Australian farmers concerned about the future of Seasonal Worker Programme
Pacific Island nations and Queensland farming communities are maintaining their support for the Federal Government-run Seasonal Worker Programme but have vowed to crack down on rogue operators.
Queensland farmers who rely on Pacific Island workers to pick fruit are worried the whole scheme is getting a bad image because of rogue players, ABC Rural reports.
Three Tongan workers have died in the past year, bringing to 12, the number of seasonal workers who have died in five years in Australia.
The ABC has reported on squalid living conditions, low pay, and labour hire contractors sponging off the scheme; stories which came out in the Government inquiry on Modern Slavery.
More than 19,000 seasonal workers have come already, according to the Department of Employment.
The Tongan and Vanuatu Governments have told the ABC they support the program as a valuable source of work and income for their countries.

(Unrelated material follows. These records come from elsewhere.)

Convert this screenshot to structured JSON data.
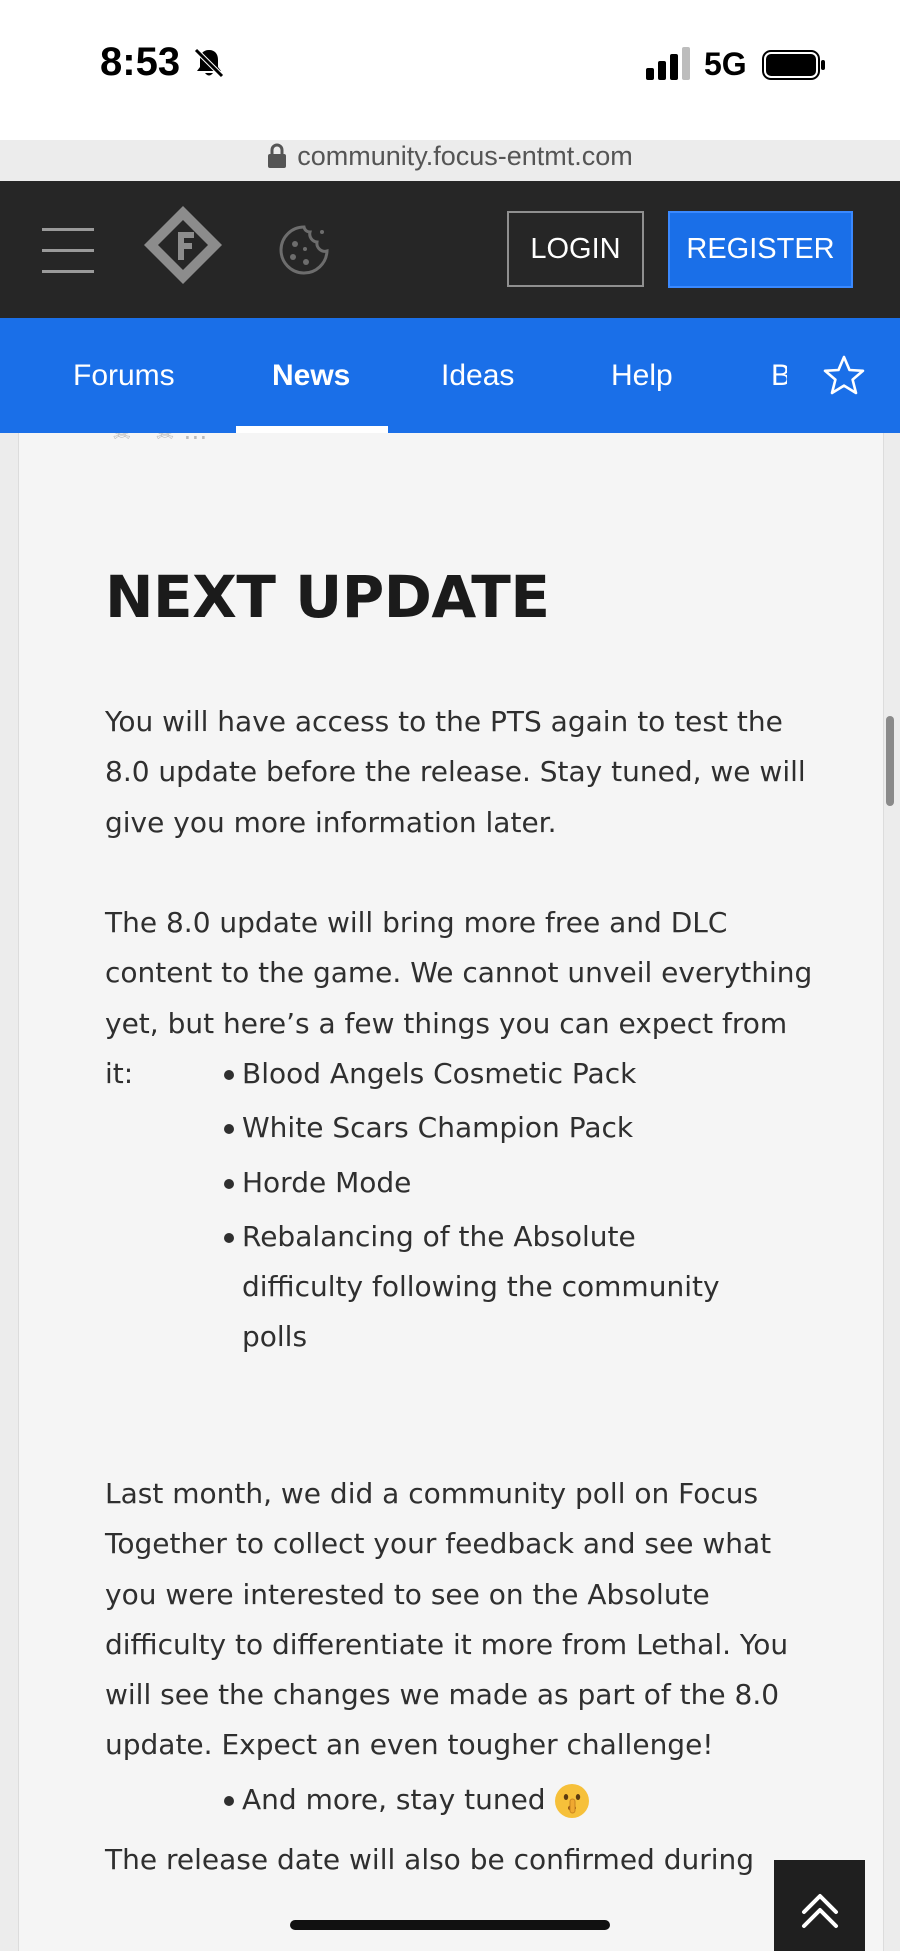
{
  "status": {
    "time": "8:53",
    "network": "5G"
  },
  "browser": {
    "url": "community.focus-entmt.com"
  },
  "header": {
    "login_label": "LOGIN",
    "register_label": "REGISTER"
  },
  "subnav": {
    "tabs": [
      "Forums",
      "News",
      "Ideas",
      "Help",
      "B"
    ],
    "active": "News"
  },
  "article": {
    "top_fragment": "…",
    "heading": "NEXT UPDATE",
    "para1": "You will have access to the PTS again to test the 8.0 update before the release. Stay tuned, we will give you more information later.",
    "para2": "The 8.0 update will bring more free and DLC content to the game. We cannot unveil everything yet, but here’s a few things you can expect from it:",
    "list1": [
      "Blood Angels Cosmetic Pack",
      "White Scars Champion Pack",
      "Horde Mode",
      "Rebalancing of the Absolute difficulty following the community polls"
    ],
    "para3": "Last month, we did a community poll on Focus Together to collect your feedback and see what you were interested to see on the Absolute difficulty to differentiate it more from Lethal. You will see the changes we made as part of the 8.0 update. Expect an even tougher challenge!",
    "list2": [
      "And more, stay tuned"
    ],
    "para4": "The release date will also be confirmed during"
  },
  "colors": {
    "nav_bg": "#262626",
    "accent_blue": "#1a6fe8",
    "content_bg": "#f5f5f5",
    "text": "#2f2f2f"
  },
  "icons": [
    "silent-bell-icon",
    "signal-icon",
    "battery-icon",
    "lock-icon",
    "hamburger-menu-icon",
    "site-logo-icon",
    "cookie-icon",
    "star-icon",
    "shushing-face-emoji",
    "scroll-to-top-icon"
  ]
}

The Tongan official responsible for the seasonal workers, Fanau’ifo’ou Akau’ola told Radio Australia, the number going to Australia is up on last year; 2,624 last financial year, to 2,690 this year.

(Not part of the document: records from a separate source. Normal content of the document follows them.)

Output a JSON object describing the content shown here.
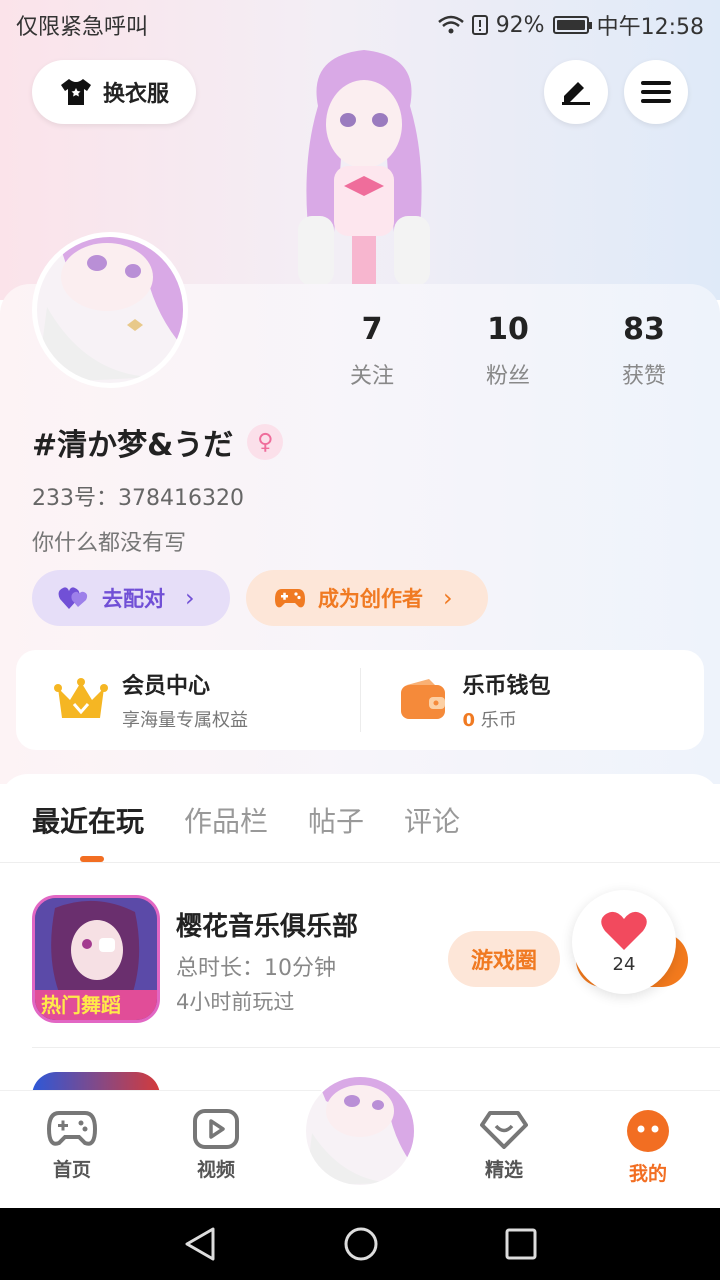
{
  "status_bar": {
    "left_text": "仅限紧急呼叫",
    "battery": "92%",
    "time": "中午12:58"
  },
  "header": {
    "change_outfit_label": "换衣服"
  },
  "stats": [
    {
      "value": "7",
      "label": "关注"
    },
    {
      "value": "10",
      "label": "粉丝"
    },
    {
      "value": "83",
      "label": "获赞"
    }
  ],
  "profile": {
    "username": "#清か梦&うだ",
    "gender_symbol": "♀",
    "uid": "233号：378416320",
    "bio": "你什么都没有写"
  },
  "actions": {
    "match_label": "去配对",
    "creator_label": "成为创作者",
    "chevron": "›"
  },
  "member": {
    "center_title": "会员中心",
    "center_sub": "享海量专属权益",
    "wallet_title": "乐币钱包",
    "wallet_amount": "0",
    "wallet_unit": " 乐币"
  },
  "tabs": [
    "最近在玩",
    "作品栏",
    "帖子",
    "评论"
  ],
  "games": [
    {
      "name": "樱花音乐俱乐部",
      "duration": "总时长：10分钟",
      "last_played": "4小时前玩过",
      "circle_label": "游戏圈",
      "icon_text": "热门舞蹈"
    }
  ],
  "like_bubble": {
    "count": "24"
  },
  "bottom_nav": [
    "首页",
    "视频",
    "精选",
    "我的"
  ],
  "colors": {
    "accent": "#f26e22",
    "purple": "#7150d6",
    "pink": "#ef6d9b"
  }
}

Tonga sends 2000 workers a year to work in New Zealand, where there are Liaison Officers to help them adjust.
Akau’ola said appointing Pacific Island Liaison officers in Australia early in 2018 would help provide safe avenues for complaints to be heard.
“We have two liaison officers in New Zealand, and that’s what we’re doing for Australia – they should be on board by the beginning of next year.”
Vanuatu’s Government supports widening the scheme to get more people to work in Australia.